NO LUSCO-FUSCO DO NÉON NÃO SERÁ MAIOR QUE AO SOL O PESO DA SOMBRA

Como rãs à tona de água, só com os olhos à vista, ei-las que palpam o pulso ao movimento na avenida. Ainda é cedo, é verdade. Mas não se lhes afigura grande coisa a noite de hoje. O mês a meio significará falta de ar na enormidade dos bolsos. E tem estado frio de mais para se sair à rua fora de horas. Não há então que dar corda a ilusões relativas à afluência de clientela em noites destas. A não ser algum polícia, com a farda na mala, ao abandonar o turno. Ou algum vigilante de fábrica, já aposentado, a caminho da rendição de quem o antecedeu na guarita e ora ressona de pé. Ou algum noitibó, de formato antigo, carregado de sarro e de tosse tabaqueira, indeciso acerca de qual das duas bermas tomar como referência no sentido a dar à marcha. Ou outro exemplar qualquer, entre os que por aí resmoneiam na amplidão da noite sem açaime nem trela, em busca de entulho onde enterrar as ideias e pôr termo aos desvarios que lhas fizeram parir. Seja qual for o espécime, ou espécimes, a rondar e a mergulhar no charco, hoje, que ninguém lhes gabe, a elas, a mercê de lhes servir de repasto ou de bueiro, não mais, para despejo da enxúndia em excesso.
O dia, de sobremodo nos preciosos minutos que pela manhã adiante jamais sobejem, faça sol ou chova, esteja vento ou calmaria, só serve para dormir e recuperar o equilíbrio, a temperança a ter em palavras e gestos, o tino nos passos à espera de vez. E o mais é retórica, é chão já pisado e deixado para trás, é conversa vã que em vão se derrama e nada constrói, é tempo esquecido de ter vida dentro, é treva acolhida como luz inversa a fingir que é sombra, é caliça de paredes salitrosas encravada nas costas ou a arder nos olhos.
Família, projectos, delírios juvenis, pensamentos positivos, fantasias de voar sem asas e atingir as nuvens? Já houve. Agora, à distância de mil e uma frustrações acumuladas como sapatas de lama a infernizar os pés, o que fazer senão isto mesmo, a uma hora destas, em lugares obscuros, e receber no acto e sem passar recibo nem fazer descontos em prol da reforma? Mas qual sindicato?
Como rãs amedrontadas, só com os olhos a boiar à superfície, ei-las a dar conta do que a rua lhes promete, hoje, entre negaças. Que nem se lhes afigura grande empresa, isso não. Está muito frio, não é? E com o mês a meio, é o costume: o vácuo no âmago das algibeiras fá-las tão vastas, que até as mãos por lá se perderão uma da outra, quando não das ataduras ao resto do corpo.
Quem sabe se, com a luz do sol, amanhã, o dia não nasce de vez.

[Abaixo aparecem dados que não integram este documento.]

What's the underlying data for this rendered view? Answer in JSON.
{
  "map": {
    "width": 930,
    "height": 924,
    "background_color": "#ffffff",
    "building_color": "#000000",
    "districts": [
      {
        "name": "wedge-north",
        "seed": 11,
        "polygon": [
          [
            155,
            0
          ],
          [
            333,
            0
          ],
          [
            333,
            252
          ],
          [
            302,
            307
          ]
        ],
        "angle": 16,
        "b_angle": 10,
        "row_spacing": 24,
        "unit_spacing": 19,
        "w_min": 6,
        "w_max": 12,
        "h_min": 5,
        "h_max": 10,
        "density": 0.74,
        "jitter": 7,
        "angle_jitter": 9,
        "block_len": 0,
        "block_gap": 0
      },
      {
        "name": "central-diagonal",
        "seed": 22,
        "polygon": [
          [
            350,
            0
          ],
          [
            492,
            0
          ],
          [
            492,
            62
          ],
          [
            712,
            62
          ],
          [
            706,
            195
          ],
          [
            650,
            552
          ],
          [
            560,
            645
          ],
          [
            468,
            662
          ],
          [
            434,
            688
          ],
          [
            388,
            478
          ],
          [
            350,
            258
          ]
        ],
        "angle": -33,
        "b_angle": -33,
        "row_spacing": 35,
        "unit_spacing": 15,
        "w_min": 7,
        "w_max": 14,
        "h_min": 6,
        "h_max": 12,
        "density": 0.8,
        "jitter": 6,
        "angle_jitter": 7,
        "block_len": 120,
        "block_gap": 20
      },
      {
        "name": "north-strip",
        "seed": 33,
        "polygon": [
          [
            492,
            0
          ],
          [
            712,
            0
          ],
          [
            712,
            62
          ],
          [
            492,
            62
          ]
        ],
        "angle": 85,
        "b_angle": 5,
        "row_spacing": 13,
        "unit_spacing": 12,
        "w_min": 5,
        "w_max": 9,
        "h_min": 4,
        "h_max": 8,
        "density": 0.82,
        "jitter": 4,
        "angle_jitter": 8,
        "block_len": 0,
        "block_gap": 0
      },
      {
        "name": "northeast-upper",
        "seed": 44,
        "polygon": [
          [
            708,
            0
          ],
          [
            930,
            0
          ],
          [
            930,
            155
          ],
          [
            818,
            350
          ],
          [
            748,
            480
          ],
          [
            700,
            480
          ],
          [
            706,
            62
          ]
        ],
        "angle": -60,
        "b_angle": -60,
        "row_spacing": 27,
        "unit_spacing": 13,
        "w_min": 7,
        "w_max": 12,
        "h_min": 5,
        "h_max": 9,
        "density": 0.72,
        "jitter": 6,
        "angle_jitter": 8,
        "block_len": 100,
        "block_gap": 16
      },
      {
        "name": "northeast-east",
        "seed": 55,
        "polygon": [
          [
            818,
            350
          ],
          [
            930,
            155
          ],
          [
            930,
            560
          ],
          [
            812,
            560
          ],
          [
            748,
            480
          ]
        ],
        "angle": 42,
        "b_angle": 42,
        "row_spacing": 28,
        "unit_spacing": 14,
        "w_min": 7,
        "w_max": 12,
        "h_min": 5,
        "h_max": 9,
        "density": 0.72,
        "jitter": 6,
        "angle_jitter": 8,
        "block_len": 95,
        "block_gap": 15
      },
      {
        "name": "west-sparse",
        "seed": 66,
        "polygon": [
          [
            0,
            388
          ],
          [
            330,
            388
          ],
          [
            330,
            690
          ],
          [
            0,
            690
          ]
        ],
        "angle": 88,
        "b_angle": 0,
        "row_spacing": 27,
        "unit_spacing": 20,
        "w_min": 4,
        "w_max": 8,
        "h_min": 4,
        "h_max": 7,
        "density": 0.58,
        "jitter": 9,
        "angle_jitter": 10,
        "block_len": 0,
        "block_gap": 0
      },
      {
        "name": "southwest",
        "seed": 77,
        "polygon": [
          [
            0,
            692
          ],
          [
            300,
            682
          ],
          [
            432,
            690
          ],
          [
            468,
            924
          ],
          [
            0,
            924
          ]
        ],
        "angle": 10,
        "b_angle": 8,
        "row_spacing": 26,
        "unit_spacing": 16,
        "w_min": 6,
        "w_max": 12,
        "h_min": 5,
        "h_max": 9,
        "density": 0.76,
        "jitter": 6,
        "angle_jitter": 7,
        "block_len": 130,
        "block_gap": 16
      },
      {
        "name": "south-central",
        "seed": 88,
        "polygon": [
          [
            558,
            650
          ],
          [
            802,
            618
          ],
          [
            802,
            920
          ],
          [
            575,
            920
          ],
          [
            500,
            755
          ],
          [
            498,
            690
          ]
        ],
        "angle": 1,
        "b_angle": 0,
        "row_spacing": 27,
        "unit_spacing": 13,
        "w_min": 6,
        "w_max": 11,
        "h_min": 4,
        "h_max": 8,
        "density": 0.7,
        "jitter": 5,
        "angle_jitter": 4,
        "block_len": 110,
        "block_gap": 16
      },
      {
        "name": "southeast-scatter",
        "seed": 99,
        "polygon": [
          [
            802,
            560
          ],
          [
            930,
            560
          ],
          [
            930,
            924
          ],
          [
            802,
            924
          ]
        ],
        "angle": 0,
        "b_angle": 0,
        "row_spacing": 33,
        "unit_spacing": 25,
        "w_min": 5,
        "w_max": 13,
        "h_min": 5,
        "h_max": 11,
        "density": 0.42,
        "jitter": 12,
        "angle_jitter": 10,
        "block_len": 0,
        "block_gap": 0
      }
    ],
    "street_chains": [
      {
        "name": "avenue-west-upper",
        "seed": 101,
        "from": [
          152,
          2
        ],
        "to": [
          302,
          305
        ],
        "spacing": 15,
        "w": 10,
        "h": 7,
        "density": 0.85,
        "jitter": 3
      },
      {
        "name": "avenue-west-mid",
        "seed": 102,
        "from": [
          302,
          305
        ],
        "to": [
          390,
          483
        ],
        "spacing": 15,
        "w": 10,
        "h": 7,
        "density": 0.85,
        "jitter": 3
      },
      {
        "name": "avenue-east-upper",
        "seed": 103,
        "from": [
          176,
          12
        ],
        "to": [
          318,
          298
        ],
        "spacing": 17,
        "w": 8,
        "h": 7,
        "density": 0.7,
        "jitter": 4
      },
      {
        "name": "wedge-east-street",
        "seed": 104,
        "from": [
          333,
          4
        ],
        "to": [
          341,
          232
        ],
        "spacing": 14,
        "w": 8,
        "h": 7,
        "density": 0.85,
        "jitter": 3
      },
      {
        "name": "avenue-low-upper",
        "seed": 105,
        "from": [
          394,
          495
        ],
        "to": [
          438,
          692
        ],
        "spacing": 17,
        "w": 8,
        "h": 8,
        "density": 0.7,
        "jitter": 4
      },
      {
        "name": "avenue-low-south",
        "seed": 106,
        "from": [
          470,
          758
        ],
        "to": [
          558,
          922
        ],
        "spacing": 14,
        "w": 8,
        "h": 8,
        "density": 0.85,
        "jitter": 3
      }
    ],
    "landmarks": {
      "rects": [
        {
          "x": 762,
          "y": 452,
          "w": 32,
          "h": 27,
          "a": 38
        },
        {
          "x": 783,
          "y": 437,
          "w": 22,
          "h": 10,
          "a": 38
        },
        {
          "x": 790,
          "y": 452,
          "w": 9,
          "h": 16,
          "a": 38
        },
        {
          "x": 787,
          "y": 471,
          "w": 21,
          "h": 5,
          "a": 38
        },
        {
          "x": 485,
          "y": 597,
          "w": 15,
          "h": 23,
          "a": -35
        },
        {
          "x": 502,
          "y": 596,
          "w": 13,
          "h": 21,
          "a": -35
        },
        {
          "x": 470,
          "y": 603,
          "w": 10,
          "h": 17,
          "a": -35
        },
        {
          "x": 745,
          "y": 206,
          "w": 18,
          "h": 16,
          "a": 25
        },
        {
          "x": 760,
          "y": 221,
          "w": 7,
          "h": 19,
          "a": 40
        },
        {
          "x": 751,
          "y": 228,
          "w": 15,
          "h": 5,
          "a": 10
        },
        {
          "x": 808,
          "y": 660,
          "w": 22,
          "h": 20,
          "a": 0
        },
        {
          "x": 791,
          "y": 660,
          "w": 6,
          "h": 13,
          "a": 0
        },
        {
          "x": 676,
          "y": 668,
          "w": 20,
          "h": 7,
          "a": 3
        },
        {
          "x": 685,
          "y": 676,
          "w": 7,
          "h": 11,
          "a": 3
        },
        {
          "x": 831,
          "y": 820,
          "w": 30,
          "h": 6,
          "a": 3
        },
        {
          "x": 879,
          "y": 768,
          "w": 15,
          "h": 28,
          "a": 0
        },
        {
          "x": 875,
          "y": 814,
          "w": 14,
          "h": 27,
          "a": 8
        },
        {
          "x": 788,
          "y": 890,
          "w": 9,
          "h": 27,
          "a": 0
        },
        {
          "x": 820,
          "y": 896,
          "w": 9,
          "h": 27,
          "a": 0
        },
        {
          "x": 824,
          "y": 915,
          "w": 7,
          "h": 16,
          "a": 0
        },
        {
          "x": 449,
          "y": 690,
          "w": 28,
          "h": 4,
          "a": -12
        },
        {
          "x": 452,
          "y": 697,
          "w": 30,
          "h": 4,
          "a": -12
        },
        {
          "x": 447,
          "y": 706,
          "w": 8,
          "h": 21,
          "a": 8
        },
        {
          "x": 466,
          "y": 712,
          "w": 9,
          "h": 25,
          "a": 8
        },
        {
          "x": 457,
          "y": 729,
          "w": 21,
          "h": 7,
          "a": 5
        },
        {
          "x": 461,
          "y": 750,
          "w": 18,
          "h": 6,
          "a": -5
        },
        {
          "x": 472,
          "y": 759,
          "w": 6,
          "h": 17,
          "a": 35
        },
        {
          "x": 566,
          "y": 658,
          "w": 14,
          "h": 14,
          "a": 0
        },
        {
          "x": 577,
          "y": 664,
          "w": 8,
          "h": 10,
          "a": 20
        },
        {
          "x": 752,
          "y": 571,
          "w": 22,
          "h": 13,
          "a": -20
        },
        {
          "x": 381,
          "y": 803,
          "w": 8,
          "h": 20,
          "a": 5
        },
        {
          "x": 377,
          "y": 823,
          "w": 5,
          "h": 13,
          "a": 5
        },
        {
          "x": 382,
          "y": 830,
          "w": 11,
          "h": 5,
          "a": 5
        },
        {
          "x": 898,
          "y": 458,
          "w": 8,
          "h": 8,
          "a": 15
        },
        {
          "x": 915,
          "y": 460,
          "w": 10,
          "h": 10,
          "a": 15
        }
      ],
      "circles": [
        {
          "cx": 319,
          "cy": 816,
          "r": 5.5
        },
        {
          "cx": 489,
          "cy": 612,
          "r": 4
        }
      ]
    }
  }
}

terça-feira, 8 de janeiro de 2008

AGUADA GENÉTICA COMO CENÁRIO E MORAL DA HISTÓRIA COM SABONÁRIA À MEDIDA

De noite, quando há luar e o céu está límpido e as estrelas nítidas, o panorama, visto daqui, é de embevecer os próprios bichos. Nenhum outro, em lugar nenhum, se lhe compara. O vale é fértil, farto, fresco, abundante em nascentes e vegetação espontânea, além da manta de farrapos das leiras, à beira do rio. E a estrada, cá em cima, na berma do abismo, é generosa e permite a quem passe uma retrospectiva do paraíso, que na lenda bíblica se institui como ponto de partida, e não de chegada, do pecado criador do que por aí se vê.
Derreadas e seminuas, as árvores lembram velhas rameiras ainda no activo, se já descrentes de haver quem se ponha nelas. O apelo maior da terra em que se implantam, por mão de alguém, desde há sete ou mais décadas de paz incerta, nem se dirige já à raiz nela mergulhada, como é da norma, mas à curvatura do tronco ao peso dos anos, mas ao destrambelho da ramagem, quase no chão também.
Dizem que foi o vento, na meninice delas, que as não deixou crescer em direcção ao céu, aos astros, ao rasto dos pássaros nas nuvens, às nuvens sem pássaros nem rasto credível. E se foi o vento, foi o vento, ninguém espere contas prestadas pelo ar em marcha desde o ovo do mundo, posto nem se imagina onde e chocado não se sabe por quem ou por quê. Daí, a descrença de que alguém repare nelas, as árvores, putas velhas ainda em funções, seminuas, derreadas.
Há folhas, tantos milhares, caídas na estrada. Folhas já mortas. E no entanto verdes, umas, e outras castanhas e amarelas, podres. Hão-de transformar-se em húmus e raiz e seiva e caule e outra vez folhas, lá no alto, prontas a cair de novo. Assim se completará o ciclo vital que justifica haver folhas, aos milhares, caídas na estrada.
O despiste deu-se por volta das seis da manhã. Morreram quantos lá iam: quarenta e oito, não esquecendo o motorista.
Na missa por alma esteve toda a gente, nanja incréus e aparentados, e toda a gente chorou com a homilia. Que lindo é ter quem de nós diga tão bonitas coisas, tão tocantes frases. Até apetece morrer, Deus nos acuda ao tento e no-lo sacuda.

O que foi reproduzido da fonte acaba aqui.